3. The apparatus of claim 2, further comprising:

the first determining module is configured to determine that the audio signal is a single-channel audio signal if the maximum phase difference is smaller than a preset threshold.

4. The apparatus of claim 1 or 2, wherein the separation module comprises:

the second determining module is used for determining a first phase shifting value and a second phase shifting value according to the phases of the two frequency points corresponding to the maximum phase difference;

the phase shifting module is used for respectively shifting the phase of the audio signal by a first phase shifting value and a second phase shifting value to obtain a first phase shifting audio and a second phase shifting audio;

and the merging module is used for merging the first phase-shifted audio and the second phase-shifted audio with the audio signal respectively to obtain a first audio and a second audio.

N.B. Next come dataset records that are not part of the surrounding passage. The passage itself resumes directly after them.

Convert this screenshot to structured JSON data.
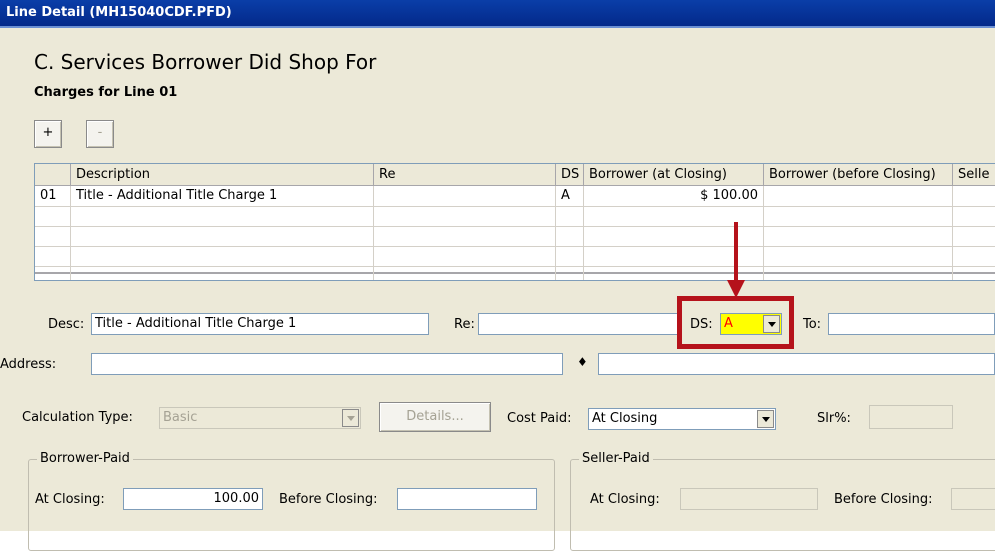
{
  "window": {
    "title": "Line Detail (MH15040CDF.PFD)"
  },
  "header": {
    "section_title": "C. Services Borrower Did Shop For",
    "subtitle": "Charges for Line 01"
  },
  "toolbar": {
    "add_label": "+",
    "remove_label": "-"
  },
  "grid": {
    "columns": [
      "",
      "Description",
      "Re",
      "DS",
      "Borrower (at Closing)",
      "Borrower (before Closing)",
      "Selle"
    ],
    "rows": [
      {
        "num": "01",
        "description": "Title - Additional Title Charge 1",
        "re": "",
        "ds": "A",
        "borrower_at_closing": "$ 100.00",
        "borrower_before_closing": "",
        "seller": ""
      }
    ]
  },
  "form": {
    "desc_label": "Desc:",
    "desc_value": "Title - Additional Title Charge 1",
    "re_label": "Re:",
    "re_value": "",
    "ds_label": "DS:",
    "ds_value": "A",
    "to_label": "To:",
    "to_value": "",
    "address_label": "Address:",
    "address_value": "",
    "bullet": "♦",
    "calc_type_label": "Calculation Type:",
    "calc_type_value": "Basic",
    "details_label": "Details...",
    "cost_paid_label": "Cost Paid:",
    "cost_paid_value": "At Closing",
    "slr_label": "Slr%:",
    "slr_value": ""
  },
  "borrower_paid": {
    "title": "Borrower-Paid",
    "at_closing_label": "At Closing:",
    "at_closing_value": "100.00",
    "before_closing_label": "Before Closing:",
    "before_closing_value": ""
  },
  "seller_paid": {
    "title": "Seller-Paid",
    "at_closing_label": "At Closing:",
    "at_closing_value": "",
    "before_closing_label": "Before Closing:",
    "before_closing_value": ""
  },
  "colors": {
    "highlight": "#b5121b",
    "ds_field_bg": "#ffff00",
    "ds_text": "#ff0000"
  }
}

5. An audio separation method, comprising the steps of:

acquiring an audio signal to be separated;

extracting a plurality of frequency points of the audio signal, wherein the frequency points are peak points of the audio signal frequency domain:

identifying the phases and the maximum phase difference of the multiple frequency points;

and separating the audio signals according to the maximum phase difference of the multiple frequency points.

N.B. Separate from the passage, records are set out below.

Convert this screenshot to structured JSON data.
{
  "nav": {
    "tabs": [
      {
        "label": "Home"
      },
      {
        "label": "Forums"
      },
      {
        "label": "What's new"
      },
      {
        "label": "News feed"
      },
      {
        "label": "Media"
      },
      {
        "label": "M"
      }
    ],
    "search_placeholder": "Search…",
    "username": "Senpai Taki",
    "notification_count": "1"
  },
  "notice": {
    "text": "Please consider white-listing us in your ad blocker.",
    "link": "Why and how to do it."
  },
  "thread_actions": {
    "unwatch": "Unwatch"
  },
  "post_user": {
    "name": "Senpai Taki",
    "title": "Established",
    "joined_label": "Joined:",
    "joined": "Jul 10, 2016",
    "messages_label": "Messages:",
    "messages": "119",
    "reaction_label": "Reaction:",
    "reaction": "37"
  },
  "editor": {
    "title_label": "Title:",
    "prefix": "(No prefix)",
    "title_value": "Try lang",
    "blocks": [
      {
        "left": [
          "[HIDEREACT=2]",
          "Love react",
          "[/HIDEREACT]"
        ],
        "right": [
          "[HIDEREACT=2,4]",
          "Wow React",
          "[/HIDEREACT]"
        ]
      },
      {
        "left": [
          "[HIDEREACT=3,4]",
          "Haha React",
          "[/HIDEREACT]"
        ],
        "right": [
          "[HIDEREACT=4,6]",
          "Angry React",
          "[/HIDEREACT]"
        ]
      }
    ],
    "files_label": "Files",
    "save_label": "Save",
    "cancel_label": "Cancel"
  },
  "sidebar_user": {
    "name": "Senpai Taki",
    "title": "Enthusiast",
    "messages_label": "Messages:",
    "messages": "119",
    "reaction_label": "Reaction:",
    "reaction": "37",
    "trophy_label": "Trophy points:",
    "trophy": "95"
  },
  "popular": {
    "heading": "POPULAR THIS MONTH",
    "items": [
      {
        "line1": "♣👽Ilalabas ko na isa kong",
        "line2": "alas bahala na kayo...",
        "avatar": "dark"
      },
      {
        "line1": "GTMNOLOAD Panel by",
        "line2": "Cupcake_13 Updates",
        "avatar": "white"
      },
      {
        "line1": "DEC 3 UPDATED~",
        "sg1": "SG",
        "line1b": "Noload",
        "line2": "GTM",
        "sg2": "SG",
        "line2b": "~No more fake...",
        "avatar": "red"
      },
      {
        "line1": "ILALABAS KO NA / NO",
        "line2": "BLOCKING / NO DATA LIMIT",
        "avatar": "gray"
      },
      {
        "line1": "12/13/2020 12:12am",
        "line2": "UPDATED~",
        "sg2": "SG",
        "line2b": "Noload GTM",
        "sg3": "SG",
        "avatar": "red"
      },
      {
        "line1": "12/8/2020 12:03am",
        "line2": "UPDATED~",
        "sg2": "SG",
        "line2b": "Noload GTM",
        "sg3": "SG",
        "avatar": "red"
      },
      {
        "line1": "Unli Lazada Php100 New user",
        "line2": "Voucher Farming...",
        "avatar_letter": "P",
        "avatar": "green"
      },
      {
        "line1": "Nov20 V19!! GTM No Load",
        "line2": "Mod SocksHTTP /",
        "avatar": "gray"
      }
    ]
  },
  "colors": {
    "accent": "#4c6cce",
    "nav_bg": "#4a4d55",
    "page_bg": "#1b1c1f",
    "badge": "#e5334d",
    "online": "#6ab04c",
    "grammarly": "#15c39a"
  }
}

6. The method of claim 5, wherein before the separating the audio signals according to the maximum phase difference of the plurality of frequency points, the method further comprises:

judging whether the maximum phase difference is larger than a preset threshold value or not;

and if the maximum phase difference is larger than a preset threshold value, separating the audio signals according to the maximum phase difference, taking the separated audio signals as new audio signals to be separated, and returning to the step of extracting the plurality of frequency points of the audio signals.

7. The method of claim 6, wherein the audio signal is determined to be a single-channel audio signal if the maximum phase difference is less than a preset threshold.

8. The method according to claim 5 or 6, wherein the separating the audio signals according to the maximum phase difference of the plurality of frequency points comprises:

determining a first phase shift value and a second phase shift value according to the phases of the two frequency points corresponding to the maximum phase difference;

respectively phase-shifting the audio signal by a first phase-shifting value and a second phase-shifting value to obtain a first phase-shifting audio and a second phase-shifting audio;

and respectively combining the first phase-shifted audio and the second phase-shifted audio with the audio signal to obtain a first audio and a second audio.

9. A computer device, comprising: at least one processor; and a memory communicatively coupled to the at least one processor; wherein the memory stores instructions executable by the at least one processor to cause the at least one processor to perform the steps of the audio separation method of any of claims 5-8.

10. A computer-readable storage medium, on which a computer program is stored which, when being executed by a processor, carries out the steps of the audio separation method according to any one of claims 5 to 8.